A review by tomatoes127
The Waves by Virginia Woolf

5.0

I'm not exactly sure how to talk about The Waves without relying heavily on cliche, soundbite phrases (rather ironically) so here goes nothing anyway.

The Waves is certainly not a traditional novel with a strong plot and clear resolution. It's structure focuses around the endless cycles of life. Some are rather obvious, days, years, seasons, the waves on the beach. Others are more abstract like the cycle many people find where they seek some high goal, manage to find some kind of Enlightenment for a moment, only to find they lose sight of it and end up no happier than they started.

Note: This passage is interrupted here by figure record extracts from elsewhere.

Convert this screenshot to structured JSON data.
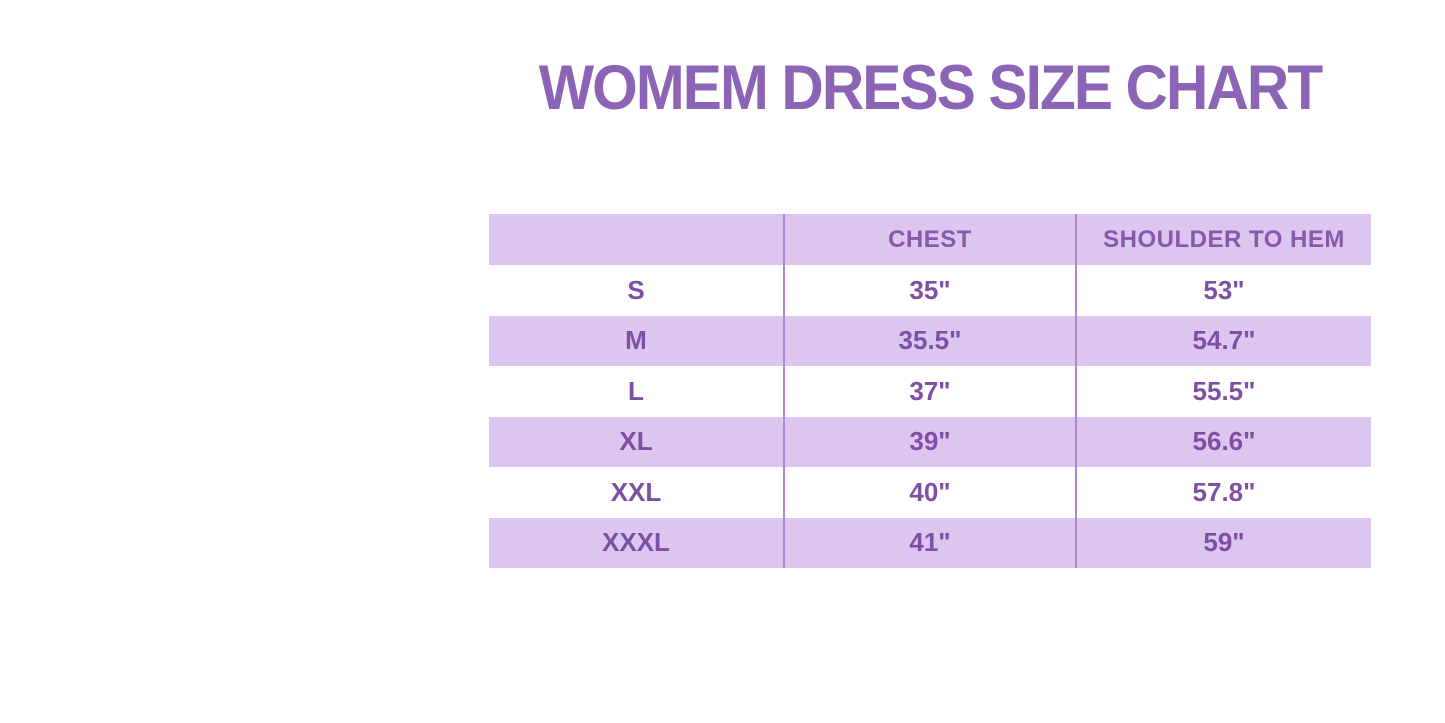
{
  "title": "WOMEM DRESS SIZE CHART",
  "colors": {
    "title_purple": "#8c64b6",
    "stripe_lavender": "#dcc6ef",
    "divider_purple": "#b088d2",
    "cell_text_purple": "#7d50a6",
    "header_text_purple": "#8659ad",
    "background": "#ffffff"
  },
  "chart_data": {
    "type": "table",
    "title": "WOMEM DRESS SIZE CHART",
    "columns": [
      "",
      "CHEST",
      "SHOULDER TO HEM"
    ],
    "rows": [
      [
        "S",
        "35\"",
        "53\""
      ],
      [
        "M",
        "35.5\"",
        "54.7\""
      ],
      [
        "L",
        "37\"",
        "55.5\""
      ],
      [
        "XL",
        "39\"",
        "56.6\""
      ],
      [
        "XXL",
        "40\"",
        "57.8\""
      ],
      [
        "XXXL",
        "41\"",
        "59\""
      ]
    ],
    "layout": {
      "header_background": "#dcc6ef",
      "striped_rows": [
        1,
        3,
        5
      ],
      "stripe_color": "#dcc6ef",
      "vertical_dividers": true,
      "grid": "columns-only",
      "legend": "none"
    }
  }
}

Each of the characters has their own insecurities and their own ideals which they pursue throughout their lives. Really it is together that we get to see all aspects of a human life. Also, it is in the coming together and moving apart (another cycle) of these friends that we see what I think is one of the major themes of the novel, that being a struggle between, on the one hand, finding connection with others against pursuing individualistic ambitions on the other.

This book has some of Virginia Woolf's most beautiful writing, especially in the sections describing the path of the sun through the sky on one day and it's effect on the world. It is perhaps not my personal favourite, that would have to be To The Lighthouse, with its more grounded story, but The Waves is certainly a masterpiece of modernist experimentation.